Earth's youngest banded iron formation found in western China
New Delhi : Scientists have come up with an interesting discovery which states that the banded iron formation, located in western China is as old as Cambrian. Dating back to almost 527 million years old, this formation is young by comparison to the majority of discoveries till date. Experts say that the deposition of banded iron formations began approximately 3.8 billion years ago and had long been thought to conclude before the start of the Cambrian Period at 540 million years ago.
"This is critical, as it is the first observation of a Precambrian-like banded iron formation that is Early Cambrian in age. This offers the most conclusive evidence for the presence of widespread iron-rich conditions at a time, confirming what has recently been suggested from geochemical proxies," said Kurt Konhauser, professor in the Department of Earth and Atmospheric Sciences and co-author.

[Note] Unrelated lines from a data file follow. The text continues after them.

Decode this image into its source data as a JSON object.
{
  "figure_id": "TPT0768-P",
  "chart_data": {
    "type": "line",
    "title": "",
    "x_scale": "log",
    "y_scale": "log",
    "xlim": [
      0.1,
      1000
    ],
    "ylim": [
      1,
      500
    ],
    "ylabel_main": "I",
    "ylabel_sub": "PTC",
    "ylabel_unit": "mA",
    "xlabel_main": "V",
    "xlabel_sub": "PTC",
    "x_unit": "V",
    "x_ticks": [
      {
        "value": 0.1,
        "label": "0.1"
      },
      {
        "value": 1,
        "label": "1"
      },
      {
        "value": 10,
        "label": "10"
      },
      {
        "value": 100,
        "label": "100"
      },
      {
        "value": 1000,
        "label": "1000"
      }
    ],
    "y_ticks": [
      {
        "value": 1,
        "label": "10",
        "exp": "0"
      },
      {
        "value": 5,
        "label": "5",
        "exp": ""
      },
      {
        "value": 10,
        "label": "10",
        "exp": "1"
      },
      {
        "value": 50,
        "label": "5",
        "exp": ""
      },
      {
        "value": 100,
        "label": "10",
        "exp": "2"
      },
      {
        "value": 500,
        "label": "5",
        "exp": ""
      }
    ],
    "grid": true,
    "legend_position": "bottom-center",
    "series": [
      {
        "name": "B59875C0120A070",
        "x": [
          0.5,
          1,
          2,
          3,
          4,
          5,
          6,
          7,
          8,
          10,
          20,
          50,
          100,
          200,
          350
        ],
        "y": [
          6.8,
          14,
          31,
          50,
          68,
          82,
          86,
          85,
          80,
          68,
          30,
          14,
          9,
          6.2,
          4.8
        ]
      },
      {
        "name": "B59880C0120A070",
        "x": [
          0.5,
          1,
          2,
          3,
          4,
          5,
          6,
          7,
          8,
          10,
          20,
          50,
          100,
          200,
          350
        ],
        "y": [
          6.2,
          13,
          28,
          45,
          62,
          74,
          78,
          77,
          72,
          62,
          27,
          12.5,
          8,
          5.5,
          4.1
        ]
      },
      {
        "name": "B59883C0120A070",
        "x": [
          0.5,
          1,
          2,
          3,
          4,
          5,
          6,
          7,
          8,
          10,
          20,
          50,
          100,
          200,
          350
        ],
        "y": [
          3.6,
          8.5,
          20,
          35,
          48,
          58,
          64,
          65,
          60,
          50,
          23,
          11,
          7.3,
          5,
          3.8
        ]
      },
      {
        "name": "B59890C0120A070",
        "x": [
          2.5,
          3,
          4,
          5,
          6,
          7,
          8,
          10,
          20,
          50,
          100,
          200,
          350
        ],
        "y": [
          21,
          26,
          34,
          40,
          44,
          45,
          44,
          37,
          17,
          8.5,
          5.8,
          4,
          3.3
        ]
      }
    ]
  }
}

Konhauser administered the research and the study was led by Zhiquan Li, a PhD candidate from Beijing while on exchange at UAlberta.
The period of early Cambrian is known for the rise of animals, so the oxygen level in seawater should have been closer to near modern levels. "This is important as the availability of oxygen has long been thought to be a handbrake on the evolution of complex life, and one that should have been alleviated by the Early Cambrian," says Leslie Robbins, a PhD candidate in Konhauser's lab and a co-author on the paper.
The researchers compared the environmental characteristics and geochemistry to ancient and modern samples to find an analogue for their deposition. The team used rare earth element patterns to reveal that the deposit formed in, or near, a chemocline in a stratified iron-rich basin.
"Future studies will aim to quantify the full extent of these Cambrian banded iron formations in China and whether similar deposits can be found elsewhere," says Kurt Konhauser.